Saudi expects oil freeze to include Iran

Deputy crown prince said freezing oil prices was not the country’s “battle”



Oil pumps in operation at an oilfield near central Los Angeles on February 02, 2011. World oil prices recently rallied close to $100 per barrel, as traders absorbed impressive fourth-quarter US economic growth and fretted over worsening political turmoil in Egypt. Most other commodity markets also won support this week from news that the US economic recovery picked up speed in the last three months of 2010, stoking hopes of strengthening demand for raw materials. The US economy grew at its fastest clip in five years in 2010, the Commerce Department reported, as the country bounced back from recession and fears of a double-dip recession ebbed. AFP PHOTO/Mark RALSTON (Photo credit should read MARK RALSTON/AFP/Getty Images)

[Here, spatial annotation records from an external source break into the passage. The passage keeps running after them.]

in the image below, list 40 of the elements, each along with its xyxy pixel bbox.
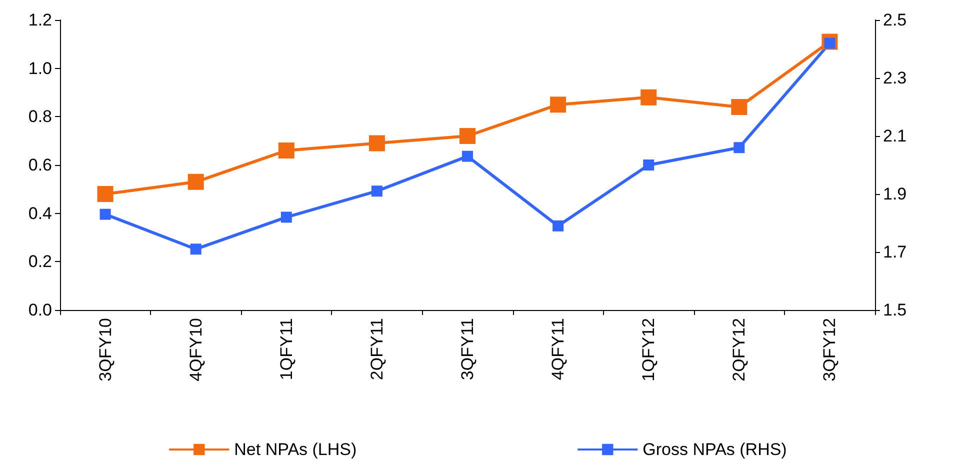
y-tick-label: 0.0 [28,300,52,320]
point [640,89,657,106]
point [278,142,294,158]
point [280,212,292,223]
y2-tick-label: 1.9 [883,184,907,204]
x-tick-label: 2QFY12 [730,318,749,382]
point [371,186,382,197]
x-tick-label: 1QFY12 [639,318,658,382]
legend-label: Net NPAs (LHS) [234,440,357,459]
y2-tick-label: 2.1 [883,126,907,146]
y-tick-label: 0.2 [28,252,52,272]
point [188,174,204,190]
y2-tick-label: 1.5 [883,300,907,320]
y-tick-label: 0.6 [28,156,52,174]
y-tick-label: 1.2 [28,10,52,30]
point [734,142,745,154]
x-tick-label: 3QFY11 [458,318,477,380]
y-tick-label: 0.8 [28,107,52,126]
point [550,96,566,113]
x-tick-label: 3QFY10 [96,318,115,382]
y2-tick-label: 2.3 [883,68,907,88]
point [100,208,111,220]
x-tick-label: 4QFY11 [548,318,568,380]
y-tick-label: 1.0 [28,58,52,78]
x-tick-label: 1QFY11 [276,318,296,380]
point [462,150,473,162]
x-tick-label: 3QFY12 [820,318,840,382]
x-tick-label: 4QFY10 [186,318,206,382]
point [643,160,654,170]
legend-label: Gross NPAs (RHS) [642,440,787,459]
point [731,99,748,115]
point [190,244,202,255]
point [97,186,114,202]
y2-tick-label: 2.5 [883,10,907,30]
y-tick-label: 0.4 [28,204,52,223]
point [368,135,385,152]
point [460,128,476,144]
y2-tick-label: 1.7 [883,242,907,262]
x-tick-label: 2QFY11 [367,318,386,380]
point [552,220,564,232]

Saudi Arabia will only agree to an output freeze if other producers including Iran do the same, the country’s deputy crown prince has said.

In an interview with Bloomberg, Prince Mohammed bin Salman said: “If all major producers don’t freeze production, we will not freeze production.”

He added the kingdom would cap its output at 10.3 million to 10.4 million barrels per day if a deal was reached.

“If we don’t freeze, then we will sell at any opportunity we get.”

His comments come as at least 15 oil ministers meet in Doha today to continue talks on a proposed deal to freeze oil output.

Iran’s oil minister Bijan Namdar Zanganeh has said he will not attend the meeting and will not be a signatory to any deals that would limit the country’s production. Tehran is returning to previous output levels after nuclear related sanctions against it were lifted in January.

On Saturday, Kuwait’s acting oil minister Anas Al-Saleh said he was optimistic about reaching an output freeze deal, according to Bloomberg.

Russian press secretary Dmitry Peskov also said there was hope of a deal after Russian Energy Minister Alexander Novak spoke to his counterpart Saudi Oil Minister Ali al-Naimi by phone on Tuesday.

Crude oil prices have risen more than 30 per cent since the meeting was first proposed in February.

Prince Mohammed said he would support a deal if OPEC reaches a consensus and suggested a price increase to $60 or $70 a barrel would be a strong factor to push forward the kingdom’s development plans.

However, he insisted other countries were suffering much more from low prices than Saudi Arabia.

“But this battle is not my battle. It’s the battle of others who are suffering from low oil prices.”

The prince also revealed the country could significantly increase its output if it wanted to, with 11.5 million barrels a day possible immediately and 12.5 million within six to nine months.